このとき石原には五人の子供がいた。これをきっかけに石原の歌会に出席するようになる。 彼の阿佐緒への傾注振りは並大抵のことではなく、
突然土砂降りの雨の中をずぶ濡れのまま、宮床の家を訪ねたり、彼のあまりにも性急な求愛を逃れるため東京・麻布に住む歌仲間、三ヶ島葭子
(みかじまよしこ)の元に身を寄せるも、そこへも押しかけたりした。 結果的に二人で千葉県保田に住むことになるが、阿佐緒41才の時無断で保田
を去り宮床に戻り破局を迎える。

「ないの、何もないの」
 石原と別れてから、七年間にわたり東京・大阪で酒場に出たり、演劇、映画出演するもどれも成功せず、室戸台風で歌稿も完全に流出し失意の
まま宮床に戻った。阿佐緒48才の年であった。その後、表舞台には顔を出さず阿佐緒は宮床で過ごした。敗戦後生活は困窮して来る、昭和26年
には生家は人手に渡ってしまったのである。 困窮に追い討ちをかけたのは、同じ時期長男・千秋が映画監督になり「子熊物語」という映画を企画
するが失敗。阿佐緒は更に債務を負うことになる。

知人へのお金の無心に、白紙にただ一行『ないの、何もないの』。あっけらかんとした、生涯の生活の汚れ一点無い、美しい童女のままの阿佐緒
がそこにいた。


映画への思いを、子供らが継承
 自らは失敗に終わった思いは子らに引き継がれている。映画監督の長男・千秋、映画俳優の二男・保美(NHKのドラマ・事件記者のべいやん役
等)、TVディレクター孫・夏郎、親類に菅原文太など。



<後記>
市町村紹介とお国自慢とを兼ねて、宮床と原阿佐緒を取り上げようとして写真取材をしましたが、そちらの知識が無いので資料を集め纏めました。

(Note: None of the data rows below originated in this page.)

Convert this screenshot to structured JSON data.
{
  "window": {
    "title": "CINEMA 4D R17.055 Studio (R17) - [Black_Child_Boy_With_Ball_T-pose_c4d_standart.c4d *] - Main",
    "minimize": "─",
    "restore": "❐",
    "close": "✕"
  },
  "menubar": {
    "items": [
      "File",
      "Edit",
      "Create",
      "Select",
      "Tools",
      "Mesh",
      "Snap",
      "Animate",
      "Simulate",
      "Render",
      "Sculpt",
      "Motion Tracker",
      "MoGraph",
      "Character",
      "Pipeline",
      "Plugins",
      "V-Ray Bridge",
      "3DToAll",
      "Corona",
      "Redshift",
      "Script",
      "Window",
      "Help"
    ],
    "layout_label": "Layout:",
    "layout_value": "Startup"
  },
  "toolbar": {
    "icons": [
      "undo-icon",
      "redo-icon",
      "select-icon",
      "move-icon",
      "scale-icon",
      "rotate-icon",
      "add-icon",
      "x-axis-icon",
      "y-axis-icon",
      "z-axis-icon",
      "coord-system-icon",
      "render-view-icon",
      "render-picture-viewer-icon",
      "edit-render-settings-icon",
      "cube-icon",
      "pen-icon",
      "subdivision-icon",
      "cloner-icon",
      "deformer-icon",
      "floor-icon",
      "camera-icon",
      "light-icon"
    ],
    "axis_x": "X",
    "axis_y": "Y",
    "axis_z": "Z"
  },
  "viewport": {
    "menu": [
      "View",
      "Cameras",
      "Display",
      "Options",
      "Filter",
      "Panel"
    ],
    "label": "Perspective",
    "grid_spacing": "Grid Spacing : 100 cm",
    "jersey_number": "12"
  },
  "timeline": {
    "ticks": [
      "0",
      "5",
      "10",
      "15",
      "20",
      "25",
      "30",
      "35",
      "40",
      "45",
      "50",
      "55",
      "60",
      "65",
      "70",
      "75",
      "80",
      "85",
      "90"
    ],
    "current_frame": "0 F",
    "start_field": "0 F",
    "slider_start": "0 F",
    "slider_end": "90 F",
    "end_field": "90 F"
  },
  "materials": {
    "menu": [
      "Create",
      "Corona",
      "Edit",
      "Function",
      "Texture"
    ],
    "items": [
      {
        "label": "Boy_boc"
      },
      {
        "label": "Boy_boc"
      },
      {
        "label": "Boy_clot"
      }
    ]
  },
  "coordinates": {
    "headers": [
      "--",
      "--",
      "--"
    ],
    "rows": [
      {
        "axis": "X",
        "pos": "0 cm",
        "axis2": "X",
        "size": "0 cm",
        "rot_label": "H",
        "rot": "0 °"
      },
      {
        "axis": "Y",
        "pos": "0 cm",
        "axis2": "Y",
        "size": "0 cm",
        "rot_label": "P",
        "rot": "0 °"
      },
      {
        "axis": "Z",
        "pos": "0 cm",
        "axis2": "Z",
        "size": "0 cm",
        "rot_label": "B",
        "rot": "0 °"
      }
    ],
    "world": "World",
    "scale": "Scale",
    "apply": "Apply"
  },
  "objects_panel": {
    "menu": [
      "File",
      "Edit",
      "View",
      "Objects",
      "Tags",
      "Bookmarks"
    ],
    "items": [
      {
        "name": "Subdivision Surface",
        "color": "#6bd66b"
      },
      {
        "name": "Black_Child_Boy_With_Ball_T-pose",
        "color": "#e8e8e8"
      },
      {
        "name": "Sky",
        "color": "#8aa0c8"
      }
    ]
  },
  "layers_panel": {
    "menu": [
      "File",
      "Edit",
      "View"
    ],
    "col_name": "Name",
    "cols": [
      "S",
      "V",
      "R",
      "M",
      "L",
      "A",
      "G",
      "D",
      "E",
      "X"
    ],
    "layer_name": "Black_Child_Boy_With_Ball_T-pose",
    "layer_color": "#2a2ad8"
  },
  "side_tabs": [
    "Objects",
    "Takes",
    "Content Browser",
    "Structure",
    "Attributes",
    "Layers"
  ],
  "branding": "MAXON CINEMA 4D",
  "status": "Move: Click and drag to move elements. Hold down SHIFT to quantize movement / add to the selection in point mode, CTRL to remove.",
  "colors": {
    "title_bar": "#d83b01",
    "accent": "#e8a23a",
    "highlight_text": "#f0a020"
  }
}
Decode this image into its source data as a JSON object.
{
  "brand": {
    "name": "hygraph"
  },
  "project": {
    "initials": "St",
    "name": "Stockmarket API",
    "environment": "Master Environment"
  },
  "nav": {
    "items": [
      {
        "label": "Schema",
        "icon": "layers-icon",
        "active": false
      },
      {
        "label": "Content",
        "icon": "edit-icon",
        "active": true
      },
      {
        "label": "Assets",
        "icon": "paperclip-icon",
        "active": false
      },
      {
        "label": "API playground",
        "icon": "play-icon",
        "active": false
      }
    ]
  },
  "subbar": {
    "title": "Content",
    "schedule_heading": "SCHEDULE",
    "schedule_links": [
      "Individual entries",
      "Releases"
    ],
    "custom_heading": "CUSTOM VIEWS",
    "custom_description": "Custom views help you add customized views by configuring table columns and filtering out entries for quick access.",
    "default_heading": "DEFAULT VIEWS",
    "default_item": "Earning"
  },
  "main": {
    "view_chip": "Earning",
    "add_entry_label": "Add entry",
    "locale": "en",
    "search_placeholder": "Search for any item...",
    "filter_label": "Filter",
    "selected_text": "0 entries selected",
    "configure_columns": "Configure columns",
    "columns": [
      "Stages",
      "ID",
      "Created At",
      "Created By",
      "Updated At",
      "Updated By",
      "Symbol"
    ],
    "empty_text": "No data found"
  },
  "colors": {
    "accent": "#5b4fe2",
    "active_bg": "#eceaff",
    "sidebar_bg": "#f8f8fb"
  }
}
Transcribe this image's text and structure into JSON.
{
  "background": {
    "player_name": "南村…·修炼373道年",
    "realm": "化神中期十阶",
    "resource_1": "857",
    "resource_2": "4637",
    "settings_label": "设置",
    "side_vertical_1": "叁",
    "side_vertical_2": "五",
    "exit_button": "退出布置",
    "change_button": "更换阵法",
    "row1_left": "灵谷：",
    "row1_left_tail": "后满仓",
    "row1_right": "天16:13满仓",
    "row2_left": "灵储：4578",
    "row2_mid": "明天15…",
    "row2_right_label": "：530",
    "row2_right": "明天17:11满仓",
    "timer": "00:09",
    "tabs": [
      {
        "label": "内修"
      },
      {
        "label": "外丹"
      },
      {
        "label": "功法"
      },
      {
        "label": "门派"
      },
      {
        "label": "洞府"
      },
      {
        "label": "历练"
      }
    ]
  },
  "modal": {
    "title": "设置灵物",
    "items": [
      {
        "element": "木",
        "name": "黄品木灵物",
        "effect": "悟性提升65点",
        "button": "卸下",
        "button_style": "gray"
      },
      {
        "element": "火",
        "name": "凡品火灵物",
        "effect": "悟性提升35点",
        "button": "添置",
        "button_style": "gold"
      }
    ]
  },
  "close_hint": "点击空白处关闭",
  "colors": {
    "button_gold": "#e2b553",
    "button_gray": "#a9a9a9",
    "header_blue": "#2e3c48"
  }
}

管理人のにわか勉強と、独断偏見に満ちた内容かもしれませんが、生誕100年記念として発刊された本等も『スキャンダルの渦中』の彼女を好意
的に評価しなおそうと言うものであり、地元の文学者を紹介しようとする私にとって心強かった。
 時代の波に翻弄されながら、恋愛も結婚生活の中でも幸福を得られず、世間の厳しい目にも耐えながらも強く生き、生まれたままの純粋さと気
品を失わなかった明治生まれの女性を少しでも判っていただければ幸いです。